後日聞いたところによると、寝不足さんは無事にサロンに到達し、健やかな眠りを得ることができたらしい。彼は快適な睡眠のためにサロンの常連となったそうなのだが、〈眠りたい〉という目的のためだけにやって来ているため、ダンジョン踏破などというものは全くもって念頭にはないという。正直、M奴隷三男坊よりも彼のほうが探索が進んでいるだけに、死神ちゃんは「勿体無いなあ」と思ったのだった。
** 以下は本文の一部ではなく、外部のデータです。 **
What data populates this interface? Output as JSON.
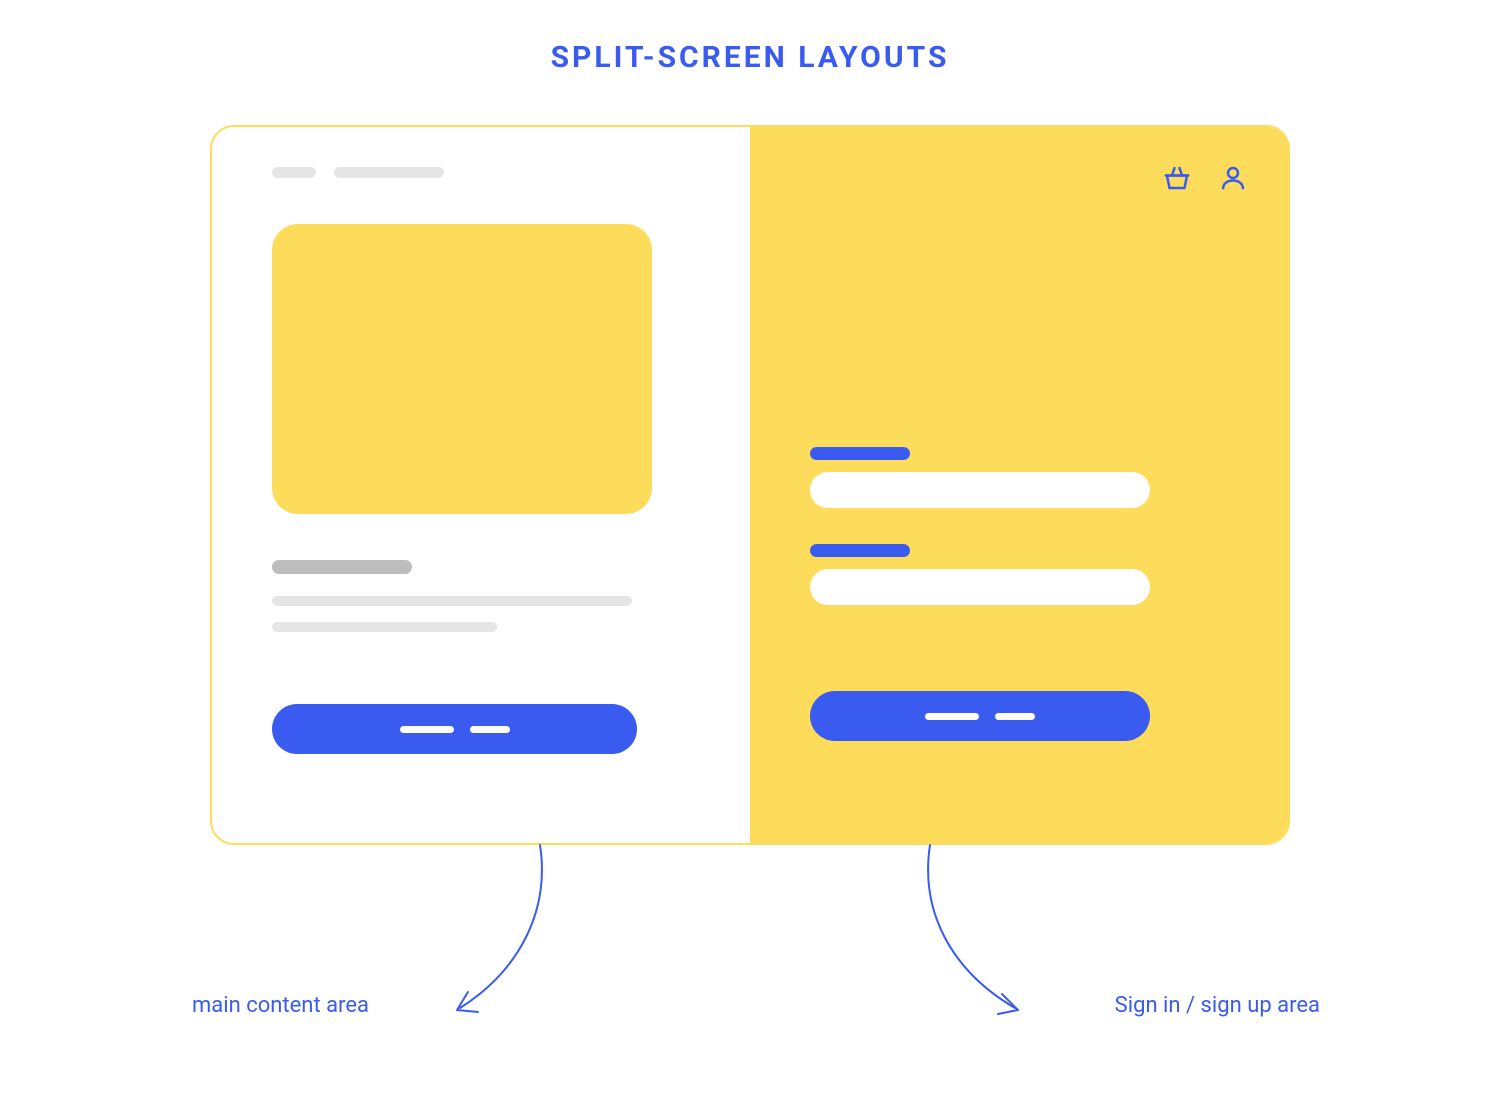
{
  "title": "SPLIT-SCREEN LAYOUTS",
  "annotations": {
    "left_label": "main content area",
    "right_label": "Sign in / sign up area"
  },
  "icons": {
    "basket": "basket-icon",
    "user": "user-icon"
  },
  "colors": {
    "primary_blue": "#3A5BF0",
    "accent_yellow": "#FDDC5C",
    "placeholder_gray": "#E5E5E5",
    "placeholder_dark_gray": "#BDBDBD",
    "white": "#FFFFFF"
  },
  "layout": {
    "left_panel": "main content area with hero image, heading, body text, and CTA button (all placeholder wireframe bars)",
    "right_panel": "sign in / sign up area with two labeled input fields and CTA button (all placeholder wireframe bars)"
  }
}
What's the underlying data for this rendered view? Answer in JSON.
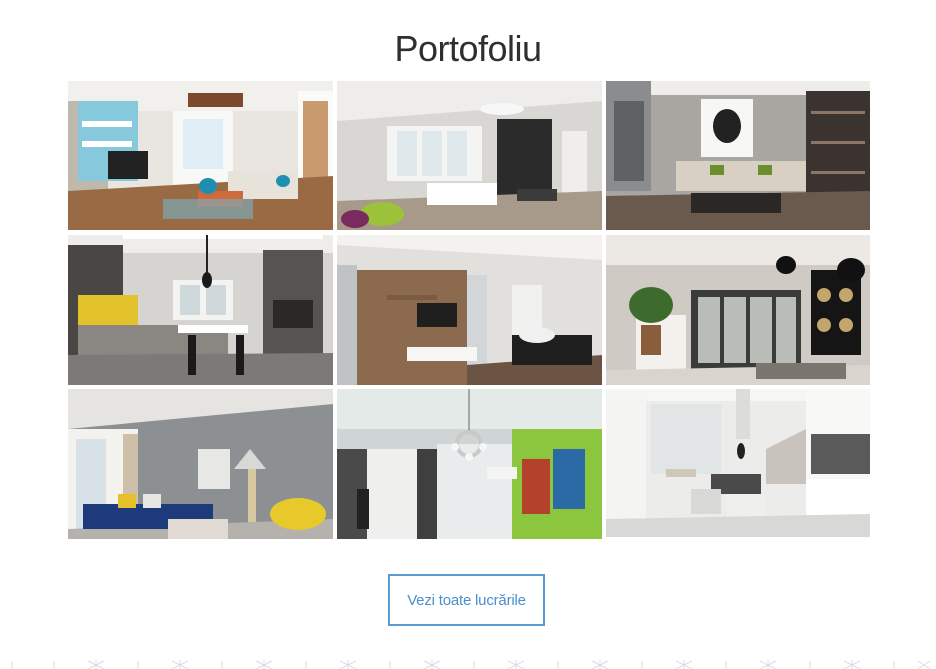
{
  "section": {
    "title": "Portofoliu",
    "view_all_label": "Vezi toate lucrările"
  },
  "portfolio_items": [
    {
      "scene": "living-room-shelves-blue-accent"
    },
    {
      "scene": "open-kitchen-dark-wall"
    },
    {
      "scene": "living-room-portrait-art"
    },
    {
      "scene": "kitchen-yellow-backsplash"
    },
    {
      "scene": "living-room-wood-tv-wall"
    },
    {
      "scene": "living-room-black-wall-lamps"
    },
    {
      "scene": "living-room-blue-sofa-yellow-chair"
    },
    {
      "scene": "room-green-wall-posters"
    },
    {
      "scene": "white-kitchen-island"
    }
  ],
  "colors": {
    "accent": "#5b9bd5",
    "title": "#2f2f2f"
  }
}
――――なお、毎回、ご当主や同僚、部下の睡眠のためにサロンで金に糸目を付けずアレコレと買い物までしていくという。そして、他の貴族連中にもサロンの素晴らしさが口コミで広がったので、どの貴族の家の冒険者たちも攻略の目的が〈富と名声〉から〈サロン〉へとシフトしつつあるらしい。サロン本来の存在理由である〈冒険者の足止め〉の効果は抜群のようDEATH。